Patients struggle to breathe inside intensive care units ‘already at breaking point’Ivy Madziva
Patients struggle to breathe inside intensive care units ‘already at breaking point’
Patients struggle to breathe in ICU at hospitals in the north of England (Picture: Sky News; ITV News)
Hospitals on the coronavirus frontline in the north of England are almost at breaking point as doctors battle the second wave sweeping through the UK.
A glimpse inside intensive care units (ICU) in the north-west shows they are running out of beds, just as Boris Johnson warned the number of cases in the UK has quadrupled in the last three weeks, with infections rising by another 13,972 yesterday.

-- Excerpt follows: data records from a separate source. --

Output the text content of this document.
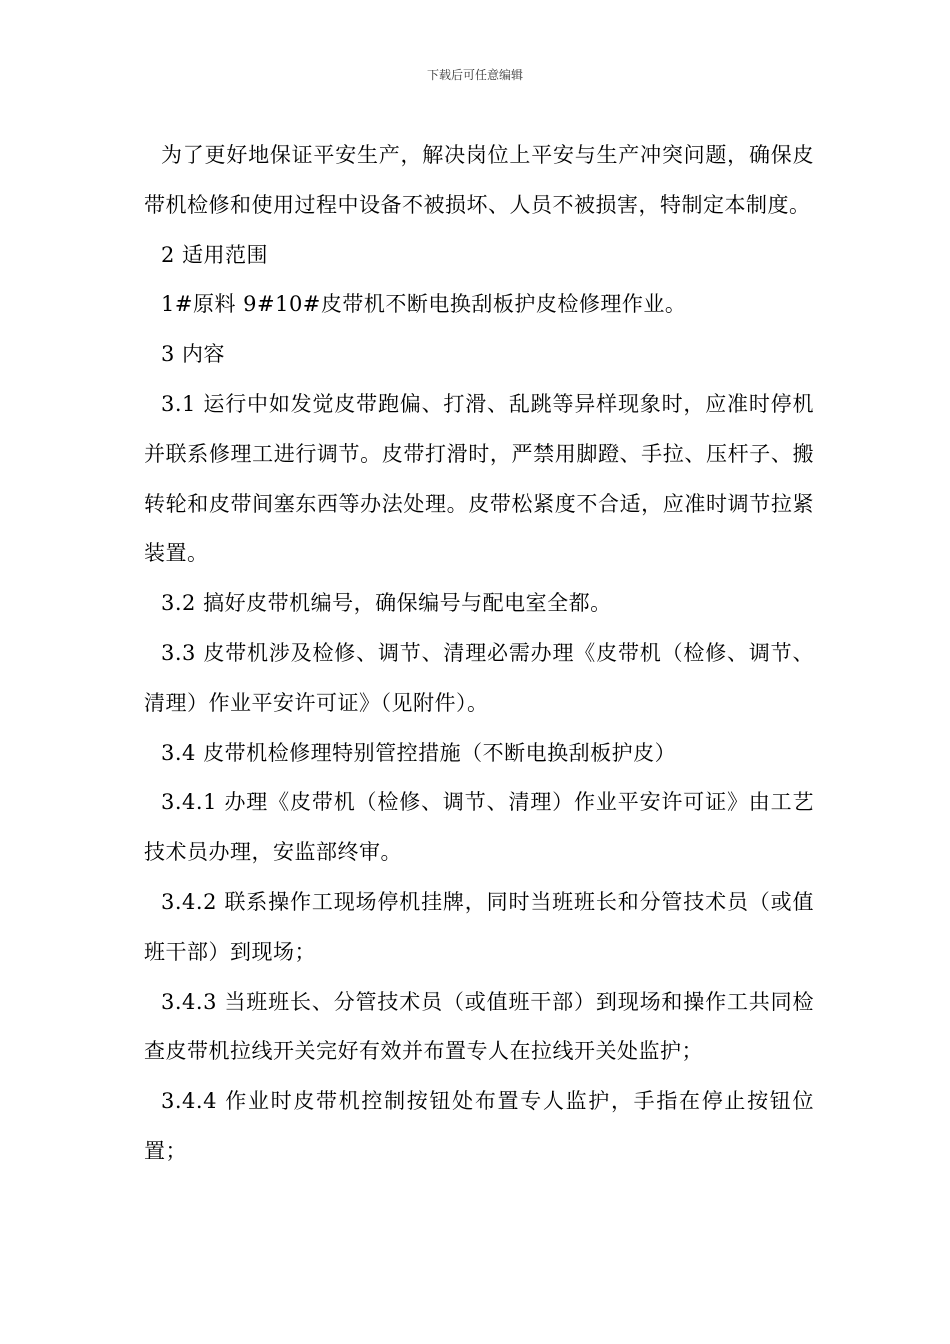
下载后可任意编辑

为了更好地保证平安生产，解决岗位上平安与生产冲突问题，确保皮带机检修和使用过程中设备不被损坏、人员不被损害，特制定本制度。

2 适用范围

1#原料 9#10#皮带机不断电换刮板护皮检修理作业。

3 内容

3.1 运行中如发觉皮带跑偏、打滑、乱跳等异样现象时，应准时停机并联系修理工进行调节。皮带打滑时，严禁用脚蹬、手拉、压杆子、搬转轮和皮带间塞东西等办法处理。皮带松紧度不合适，应准时调节拉紧装置。

3.2 搞好皮带机编号，确保编号与配电室全都。

3.3 皮带机涉及检修、调节、清理必需办理《皮带机（检修、调节、清理）作业平安许可证》（见附件）。

3.4 皮带机检修理特别管控措施（不断电换刮板护皮）

3.4.1 办理《皮带机（检修、调节、清理）作业平安许可证》由工艺技术员办理，安监部终审。

3.4.2 联系操作工现场停机挂牌，同时当班班长和分管技术员（或值班干部）到现场；

3.4.3 当班班长、分管技术员（或值班干部）到现场和操作工共同检查皮带机拉线开关完好有效并布置专人在拉线开关处监护；

3.4.4 作业时皮带机控制按钮处布置专人监护，手指在停止按钮位置；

The huge task facing the NHS was revealed by health chiefs yesterday who confirmed there are more coronavirus patients in hospitals now (3,665) than when the UK went into lockdown in March.
Critical care consultant Dr Jason Cupitt looks after eight patients in intensive care at Blackpool’s Victoria Hospital.
Admitting he is ‘tired and worried’, Dr Cupitt said medics are braced for life on the frontline ‘all over again’. He told ITV: ‘We are very worried about where this is going to go and the fact that it’s probably going to carry on for a long time.’ Intensive care patient William Murray said he stayed in for 12 weeks to protect himself from coronavirus, but both he and his wife are in hospital after testing positive. Mr Murray said: ‘Everything was going right, couldn’t do any more than what we did.’
Intensive care patient William Murray is in hospital with his wife (Picture: ITV News)
ICU beds are running out as cases rise in the north-west and across the UK (Picture: ITV News)
Dr Jason Cupitt said his staff are about to go through it ‘all over again’ (Picture: ITV News)
Another patient Brenda also said she had been really careful and was ‘isolating for months’ before she came down with the virus. Meanwhile, at Warrington and Halton Teaching Hospital, there has been a dramatic rise in admissions, leaving only two beds spare in the ICU. Medical Director Dr Alex Crowe told Sky News: ‘We very much are back to where we were earlier in the year and trying to understand what the demand and capacity requirements are with each day and with each week that goes by. ‘I think we’re much more prepared than we were so we understand the needs and the interventions that are required for patients that present with Covid.
Patient Susan Bostock said she did ‘everything’ to protect herself but still came down with coronavirus (Picture: Sky News)
‘I think the challenges lie with our operational demands as we move forward in the next days and weeks.’ Patient Susan Bostock said she can’t breathe without a machine. ‘I’ve done everything that I’ve been told,’ she said. ‘Social distancing and all the rest of it. But I don’t think people should take it lightly.’ Last night, the Prime Minister said rising coronavirus cases and hospital admissions are flashing like ‘dashboard warnings in a passenger jet’ as he set out his new three-tier lockdown system. The system will divide England into medium, high or very high risk categories.
Paramedics and doctors in full PPE at the Royal Liverpool University Hospital (Picture: PA)
Pubs and bars across Merseyside will close unless they serve food and alcohol as part of a sit-down meal as the Liverpool city region moves into a ‘very high’ Covid alert level. MPs will debate and vote on the measures on Tuesday and, should it be approved, the new tiered system will come into effect on Wednesday. Areas in the top tier will be able to impose extra restrictions, and in the Liverpool city region this will mean the closure of leisure centres, gyms, betting shops and casinos. Prof Whitty warned the measures could become stricter should more be required to suppress the virus.
He said: ‘I am not confident, and nor is anybody confident, that the tier three proposals for the highest rates… if we did the absolute base case, and nothing more, would be enough to get on top of it. ‘And that is why there’s a lot of flexibility in the tier three level for local authorities, guided by the directors of public health, to actually go up that range, so that they can do significantly more than the absolute base because the base will not be sufficient.’ Mr Johnson said he did not want another national lockdown but did not rule one out either, adding he would not impose such ‘extreme’ measures ‘right now’.